Joe Plaskett, Old Cemetery, Provincetown (Ancien cimetière, Provincetown), 1948, aquarelle sur papier vélin, 39 x 56,2 cm, Art Gallery of Greater Victoria.
Takao Tanabe, West of Winnipeg (À l’ouest de Winnipeg), 1949, aquarelle sur papier, 29,8 x 45,6 cm, collection privée.

 

Plaskett s’efforce d’introduire le narratif du modernisme new-yorkais à l’école des Prairies. Il présente aux étudiants les œuvres de Pablo Picasso (1881-1973), Paul Cézanne (1839-1906) et Henri Matisse (1869-1954); il tente également d’expliquer la dynamique de l’approche de la peinture de Hofmann, bien que cette qualité cinétique ne puisse être rendue par des moyens visuels.
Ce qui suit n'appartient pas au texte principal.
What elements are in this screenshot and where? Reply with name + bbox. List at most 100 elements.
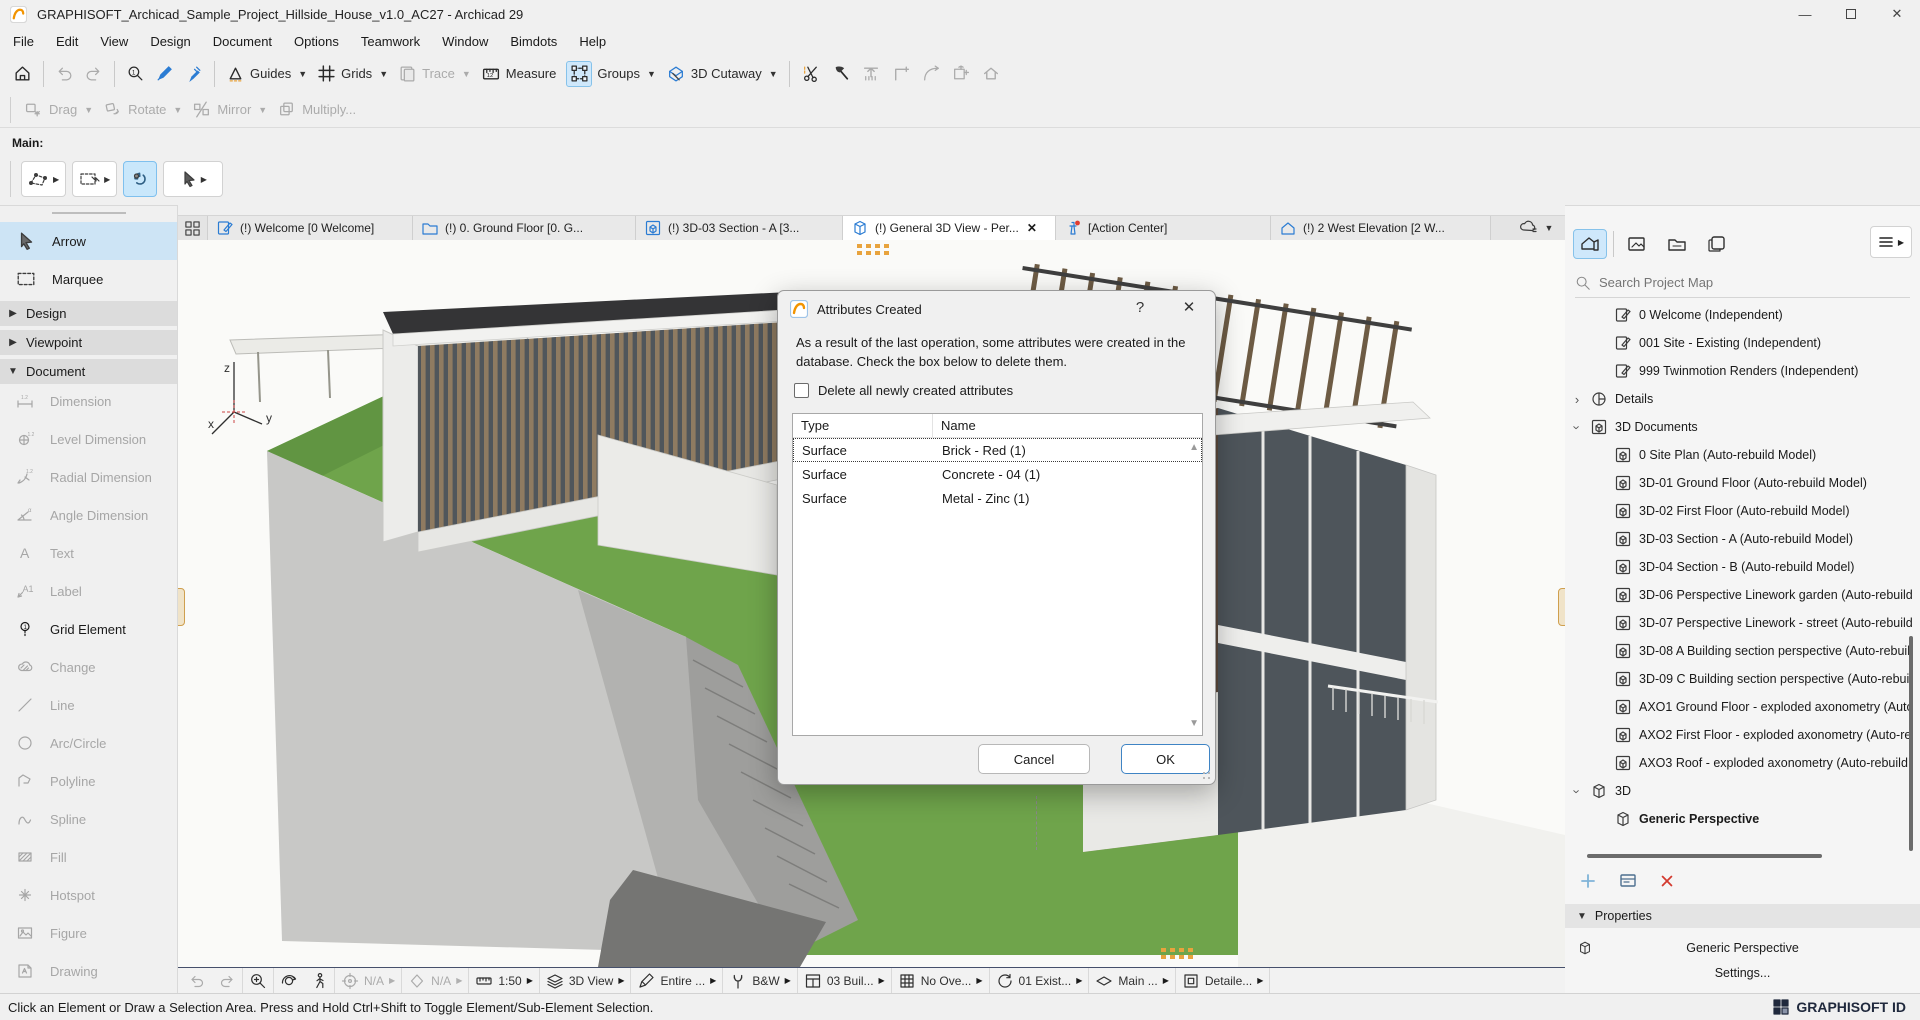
tree-item[interactable]: 3D-08 A Building section perspective (Au… — [1565, 637, 1913, 665]
tree-item[interactable]: 999 Twinmotion Renders (Independent) — [1565, 357, 1913, 385]
roofmaker-button[interactable] — [976, 59, 1006, 89]
toolbox-tool[interactable]: A Text — [0, 534, 178, 572]
menu-item[interactable]: File — [2, 29, 45, 55]
adjust-button[interactable] — [826, 59, 856, 89]
close-button[interactable]: ✕ — [1874, 0, 1920, 28]
magnet-snap-button[interactable] — [123, 161, 157, 197]
menu-item[interactable]: View — [89, 29, 139, 55]
ok-button[interactable]: OK — [1121, 744, 1210, 774]
grids-button[interactable]: Grids▼ — [312, 59, 393, 89]
split-button[interactable] — [796, 59, 826, 89]
tree-item[interactable]: › 3D Documents — [1565, 413, 1913, 441]
groups-caret-icon[interactable]: ▼ — [647, 69, 656, 79]
project-map-search[interactable] — [1575, 268, 1910, 298]
undo-button[interactable] — [50, 59, 79, 89]
table-row[interactable]: Surface Metal - Zinc (1) — [793, 486, 1202, 510]
quick-option[interactable]: N/A ▶ — [402, 968, 469, 993]
tree-item[interactable]: › 3D — [1565, 777, 1913, 805]
multiply-button[interactable]: Multiply... — [272, 95, 361, 125]
scroll-down-icon[interactable]: ▼ — [1189, 718, 1199, 729]
add-viewpoint-button[interactable] — [1579, 872, 1597, 890]
toolbox-tool[interactable]: Drawing — [0, 952, 178, 990]
project-map-tab[interactable] — [1573, 229, 1607, 259]
quick-option[interactable]: No Ove... ▶ — [892, 968, 990, 993]
minimize-button[interactable]: — — [1782, 0, 1828, 28]
intersect-button[interactable] — [886, 59, 916, 89]
toolbox-tool[interactable]: 1 Grid Element — [0, 610, 178, 648]
dialog-resize-grip[interactable] — [1202, 771, 1212, 781]
quick-option[interactable]: Entire ... ▶ — [631, 968, 723, 993]
menu-item[interactable]: Help — [568, 29, 617, 55]
tab-list-dropdown-button[interactable]: ▼ — [1507, 216, 1565, 240]
toolbox-tool[interactable]: 1.2 Dimension — [0, 382, 178, 420]
3d-viewport[interactable]: z x y Attributes Created ? ✕ As a result… — [178, 240, 1565, 967]
group-marker[interactable] — [857, 244, 891, 255]
quick-option[interactable] — [182, 968, 212, 993]
tree-item[interactable]: 0 Welcome (Independent) — [1565, 301, 1913, 329]
tree-item[interactable]: AXO1 Ground Floor - exploded axonometry … — [1565, 693, 1913, 721]
column-header-name[interactable]: Name — [933, 418, 1202, 433]
toolbox-group-viewpoint[interactable]: ▶ Viewpoint — [0, 330, 178, 356]
section-edge-handle-right[interactable] — [1558, 588, 1565, 626]
tree-vertical-scrollbar[interactable] — [1909, 636, 1913, 851]
tree-item[interactable]: 0 Site Plan (Auto-rebuild Model) — [1565, 441, 1913, 469]
quick-option[interactable] — [304, 968, 335, 993]
menu-item[interactable]: Bimdots — [499, 29, 568, 55]
toolbox-tool[interactable]: Hotspot — [0, 876, 178, 914]
tree-item[interactable]: 3D-07 Perspective Linework - street (Aut… — [1565, 609, 1913, 637]
tree-item[interactable]: 3D-03 Section - A (Auto-rebuild Model) — [1565, 525, 1913, 553]
guides-button[interactable]: Guides▼ — [221, 59, 312, 89]
dialog-help-button[interactable]: ? — [1129, 299, 1151, 316]
tab-overview-button[interactable] — [178, 216, 208, 240]
drag-button[interactable]: Drag▼ — [19, 95, 98, 125]
menu-item[interactable]: Teamwork — [350, 29, 431, 55]
view-tab[interactable]: (!) General 3D View - Per... ✕ — [843, 216, 1056, 240]
tree-caret-icon[interactable]: › — [1571, 392, 1583, 407]
toolbox-group-design[interactable]: ▶ Design — [0, 301, 178, 327]
navigator-menu-button[interactable]: ▶ — [1870, 226, 1912, 258]
toolbox-tool[interactable]: Polyline — [0, 762, 178, 800]
scroll-up-icon[interactable]: ▲ — [1189, 442, 1199, 453]
rotate-button[interactable]: Rotate▼ — [98, 95, 187, 125]
table-row[interactable]: Surface Brick - Red (1) — [793, 438, 1202, 462]
tree-item[interactable]: 3D-09 C Building section perspective (Au… — [1565, 665, 1913, 693]
menu-item[interactable]: Design — [139, 29, 201, 55]
quick-option[interactable] — [243, 968, 274, 993]
graphisoft-id[interactable]: GRAPHISOFT ID — [1773, 999, 1906, 1015]
quick-option[interactable]: Detaile... ▶ — [1176, 968, 1271, 993]
toolbox-tool[interactable]: Spline — [0, 800, 178, 838]
toolbox-tool[interactable]: Fill — [0, 838, 178, 876]
checkbox-box[interactable] — [794, 383, 809, 398]
tree-horizontal-scrollbar[interactable] — [1587, 854, 1822, 858]
quick-option[interactable]: Main ... ▶ — [1089, 968, 1176, 993]
tree-item[interactable]: 3D-04 Section - B (Auto-rebuild Model) — [1565, 553, 1913, 581]
view-tab[interactable]: (!) 0. Ground Floor [0. G... — [413, 216, 636, 240]
quick-option[interactable]: N/A ▶ — [335, 968, 402, 993]
quick-option[interactable]: 1:50 ▶ — [469, 968, 540, 993]
marquee-selection-button[interactable]: ▶ — [72, 161, 117, 197]
3d-cutaway-caret-icon[interactable]: ▼ — [769, 69, 778, 79]
menu-item[interactable]: Window — [431, 29, 499, 55]
grids-caret-icon[interactable]: ▼ — [379, 69, 388, 79]
table-header[interactable]: Type Name — [793, 414, 1202, 438]
quick-option[interactable] — [274, 968, 304, 993]
delete-viewpoint-button[interactable] — [1659, 873, 1675, 889]
tree-item[interactable]: Generic Perspective — [1565, 805, 1913, 833]
quick-option[interactable]: B&W ▶ — [723, 968, 798, 993]
section-edge-handle-left[interactable] — [178, 588, 185, 626]
redo-button[interactable] — [79, 59, 108, 89]
inject-parameters-button[interactable] — [179, 59, 208, 89]
arrow-tool-button[interactable]: ▶ — [163, 161, 223, 197]
toolbox-tool[interactable]: Change — [0, 648, 178, 686]
cancel-button[interactable]: Cancel — [978, 744, 1090, 774]
toolbox-tool[interactable]: 1.2 Radial Dimension — [0, 458, 178, 496]
tree-caret-icon[interactable]: › — [1570, 421, 1585, 433]
delete-attributes-checkbox[interactable]: Delete all newly created attributes — [794, 383, 1013, 398]
toolbox-tool[interactable]: 1.2 Level Dimension — [0, 420, 178, 458]
maximize-button[interactable] — [1828, 0, 1874, 28]
publisher-tab[interactable] — [1700, 229, 1734, 259]
3d-cutaway-button[interactable]: 3D Cutaway▼ — [661, 59, 783, 89]
settings-button[interactable]: Settings... — [1565, 966, 1920, 980]
tree-caret-icon[interactable]: › — [1570, 785, 1585, 797]
tab-close-icon[interactable]: ✕ — [1027, 221, 1037, 235]
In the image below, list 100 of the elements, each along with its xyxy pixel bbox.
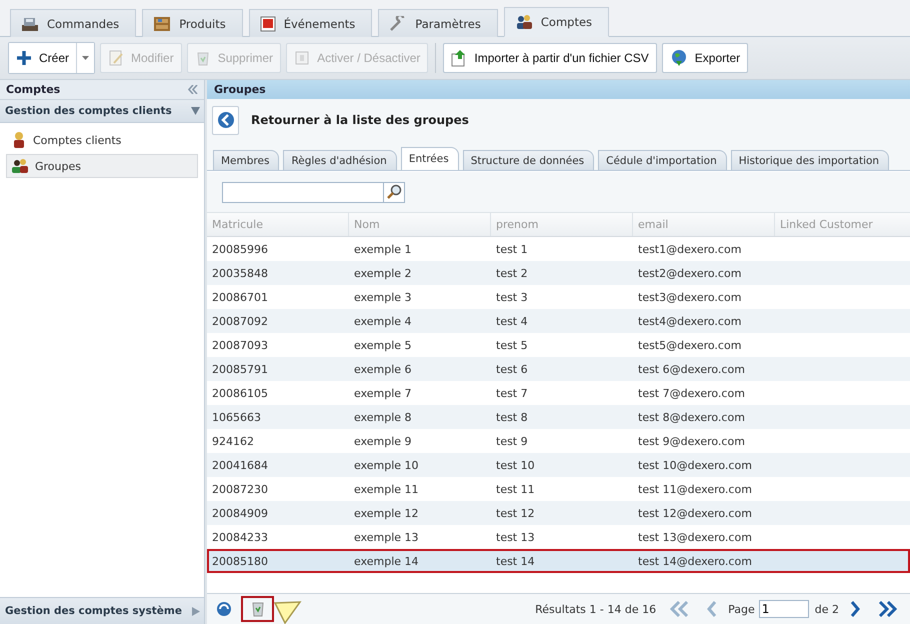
page-label: Page — [728, 602, 755, 616]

Fondamentalement, pour Tanabe, Plaskett est devenu un ami pour la vie. Très tôt, ce dernier décèle quelque chose de spécial chez le jeune étudiant et l’encourage à troquer la peinture d’enseignes pour les beaux-arts. Selon Plaskett, Tanabe est « la star » de l’école : « Il avait un vrai talent […] C’était mon meilleur élève. Remarquable. »

 

Tanabe obtient son diplôme de la Winnipeg School of Art en 1949, et cet été-là marque le début d’une série de moments clés dans sa carrière artistique naissante. Tout d’abord, il organise une exposition individuelle au magasin La Baie d’Hudson de Winnipeg (bien qu’il ne subsiste malheureusement aucune trace de ce qui a été exposé). Tanabe et quelques autres membres de sa cohorte diplômée, dont l’artiste Donald Roy, créent ensuite une école d’art d’été éphémère à Gimli, au Manitoba. Conçue avant tout pour créer une source de revenus, l’école se concentre sur l’enseignement des principes fondamentaux de la peinture de paysage. Pour Tanabe, il s’agit d’une première introduction aux exigences de la formation artistique, mais il se rend vite compte que l’enseignement n’est pas naturellement son point fort.

 

Takao Tanabe (deuxième rangée, le deuxième à partir de la droite) avec sa cohorte diplômée de la Winnipeg School of Art, 1949, photographie non attribuée.

 

Malgré tout, après avoir quitté Gimli, Tanabe passe les étés de 1950 à 1954 à Banff, car il a entendu dire que des emplois pourraient être offerts à la Banff School of Fine Arts (aujourd’hui le Centre des arts de Banff). Tanabe ne travaille pas comme enseignant, mais comme homme à tout faire, et il fait la rencontre fortuite de l’artiste Walter J. Phillips (1884-1963). Bien que leur rencontre soit brève, Phillips invite Tanabe dans son atelier et lui montre comment réaliser une gravure sur bois. L’image que tire Phillips et qu’il offre à Tanabe ce jour-là figure encore dans la collection de l’artiste. Tanabe développe par la suite sa propre pratique de l’estampe en travaillant principalement avec le maître graveur Masato Arikushi (né en 1947).

 

Walter J. Phillips tire des estampes à partir d’un bloc de bois, 1934, photographie non attribuée, Bibliothèque et Archives du Musée des beaux-arts du Canada, Ottawa.
Takao Tanabe, Still-Life (Nature morte), 1954, encre sur papier, 35,9 x 31,4 cm, Galerie d’art Morris et Helen Belkin, Vancouver.

 

 

Voyages et lancement de sa carrière en art

Après avoir obtenu son diplôme de la Winnipeg School of Art en 1949, Tanabe se donne cinq ans pour réussir comme artiste. Inspiré par l’enthousiasme de Joseph (Joe) Plaskett et encouragé par son ami et professeur John Kacere (1920-1999), Tanabe se rend à New York en 1951. Motivé par Plaskett, il est impatient d’étudier avec Hans Hofmann, mais découvre avec consternation que tous les cours de peinture sont complets. Il se contente de cours de dessin offerts le soir à la Hans Hofmann School of Fine Arts et, en journée, de cours à l’école d’art du Brooklyn Museum, où il travaille avec le peintre paysagiste des États-Unis, Reuben Tam (1916-1991).

 

Takao Tanabe, Fragment 41, 1951, huile sur toile, 110,5 x 61 cm, collection privée.
Philip Guston et Nicolas Carone à la Cedar Tavern, New York, v.1957-1960, épreuve à la gélatine argentique, 20 x 24,4 cm, photographie d’Arthur Swoger.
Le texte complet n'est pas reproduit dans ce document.